Tomato-derived extracellular vesicles increase intestinal zinc transportation by potentially down-regulating the expression of the metallothionein family

作     者：Huang, Ziyu Whitehead, Bradley Nejsum, Peter Corredig, Milena Rasmussen, Martin Kroyer 

作者机构：Aarhus Univ Dept Food Sci Aarhus Denmark Aarhus Univ Dept Clin Med Aarhus Denmark Aarhus Univ Hosp Dept Infect Dis Aarhus Denmark 

出 版 物：《FOOD RESEARCH INTERNATIONAL》 (Food Res. Int.)

年 卷 期：2025年第203卷

页      面：115804页

核心收录：

学科分类：0832[工学-食品科学与工程（可授工学、农学学位）] 08[工学] 

基　　金：Independent Research Found Denmark [0217-00218B] Graduate School of Technical Sciences (GSTS) Aarhus University, Denmark 

主　　题：Nanovesicle Metallothionein Zinc Intestine Tomato 

摘      要：Extracellular vesicles (EVs) have the ability to regulate physiological and pathological processes across species and have been shown to be present in plants. Tomatoes are one of the most widespread vegetables on the market and exhibit a broad range of health-promoting effects, including antioxidant and anti-inflammatory properties. However, little is known about the bioactivity of tomato-derived EVs. Here, we isolated EVs from tomatoes and explored their gene regulatory potential using array-based transcriptomics. Interestingly, using a differentiated Caco-2 monolayer model, tomato-derived EVs were shown to upregulate the transportation of zinc, which may involve the down-regulation of metallothionein proteins (MTs). Differentiated Caco-2 cells internalized tomatoderived EVs.

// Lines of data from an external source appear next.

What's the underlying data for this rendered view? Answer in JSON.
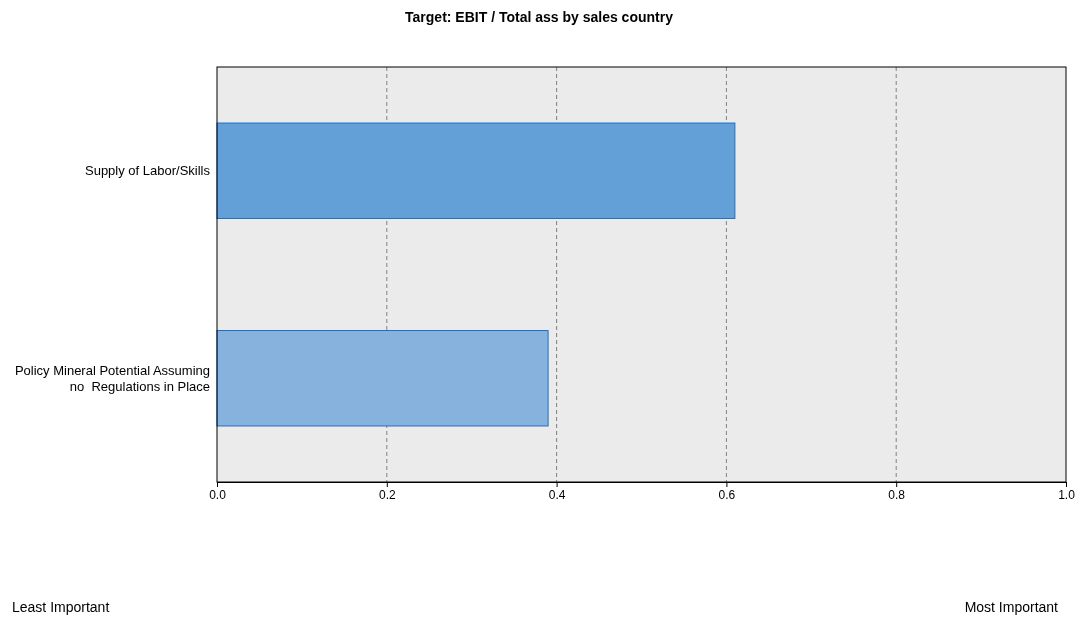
{
  "chart_data": {
    "type": "bar",
    "orientation": "horizontal",
    "title": "Target: EBIT / Total ass by sales country",
    "categories": [
      "Supply of Labor/Skills",
      "Policy Mineral Potential Assuming no  Regulations in Place"
    ],
    "values": [
      0.61,
      0.39
    ],
    "colors": [
      "#64a0d8",
      "#87b2de"
    ],
    "xlim": [
      0,
      1
    ],
    "xticks": [
      {
        "value": 0,
        "label": "0.0"
      },
      {
        "value": 0.2,
        "label": "0.2"
      },
      {
        "value": 0.4,
        "label": "0.4"
      },
      {
        "value": 0.6,
        "label": "0.6"
      },
      {
        "value": 0.8,
        "label": "0.8"
      },
      {
        "value": 1,
        "label": "1.0"
      }
    ],
    "grid": "x",
    "annotations": [
      "Least Important",
      "Most Important"
    ]
  }
}
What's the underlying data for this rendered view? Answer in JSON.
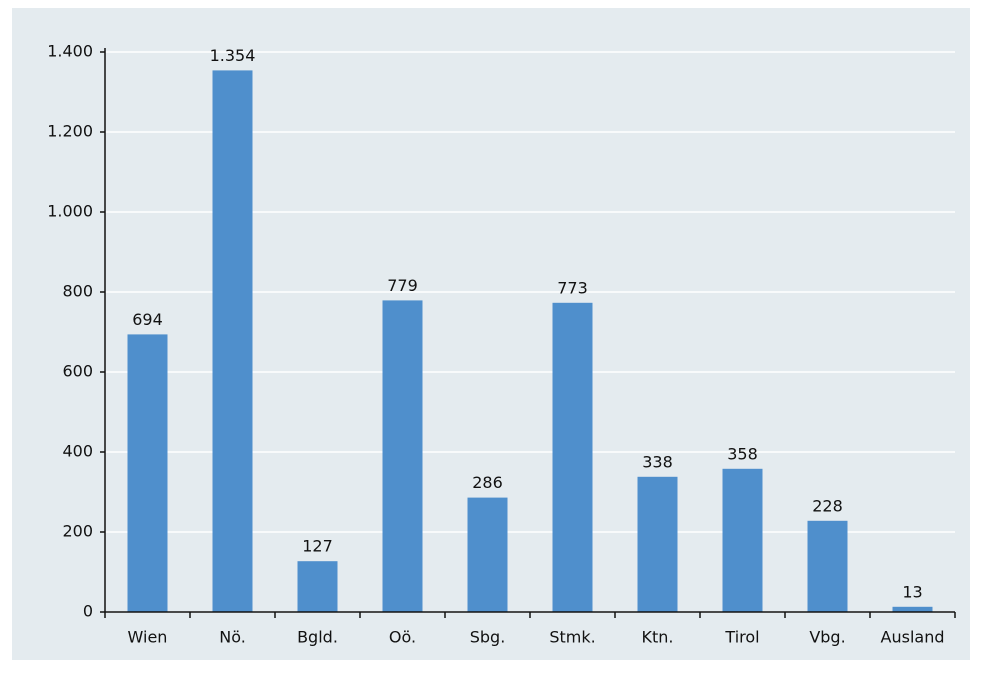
{
  "chart_data": {
    "type": "bar",
    "categories": [
      "Wien",
      "Nö.",
      "Bgld.",
      "Oö.",
      "Sbg.",
      "Stmk.",
      "Ktn.",
      "Tirol",
      "Vbg.",
      "Ausland"
    ],
    "values": [
      694,
      1354,
      127,
      779,
      286,
      773,
      338,
      358,
      228,
      13
    ],
    "value_labels": [
      "694",
      "1.354",
      "127",
      "779",
      "286",
      "773",
      "338",
      "358",
      "228",
      "13"
    ],
    "color": "#4f8fcc",
    "ylim": [
      0,
      1400
    ],
    "yticks": [
      0,
      200,
      400,
      600,
      800,
      {
        "value": 1000,
        "label": "1.000"
      },
      {
        "value": 1200,
        "label": "1.200"
      },
      {
        "value": 1400,
        "label": "1.400"
      }
    ],
    "grid": true
  }
}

Post-EV treatment the relative expression levels of MT-related mRNAs within the cells decreased by approximately threefold, accompanied by an approximately twofold reduction in intracellular zinc concentration. Additionally, the amount of secreted zinc in the basolateral medium increased by approximately threefold. Moreover, tomato-derived EV regulation of MT gene expression occurred only in differentiated epithelial cells. This effect was observed in differentiated Caco-2 and HIEC-6 cells, whereas no impact was seen on the MT gene in undifferentiated cells. This mechanistic study uniquely demonstrates the bioactivity of tomato-derived EVs, and for the first time, reveals the ability of plant-derived EVs to modify zinc regulation across the intestinal epithelia. This further suggests the potential of plant-derived EVs as functional food supplements in the future.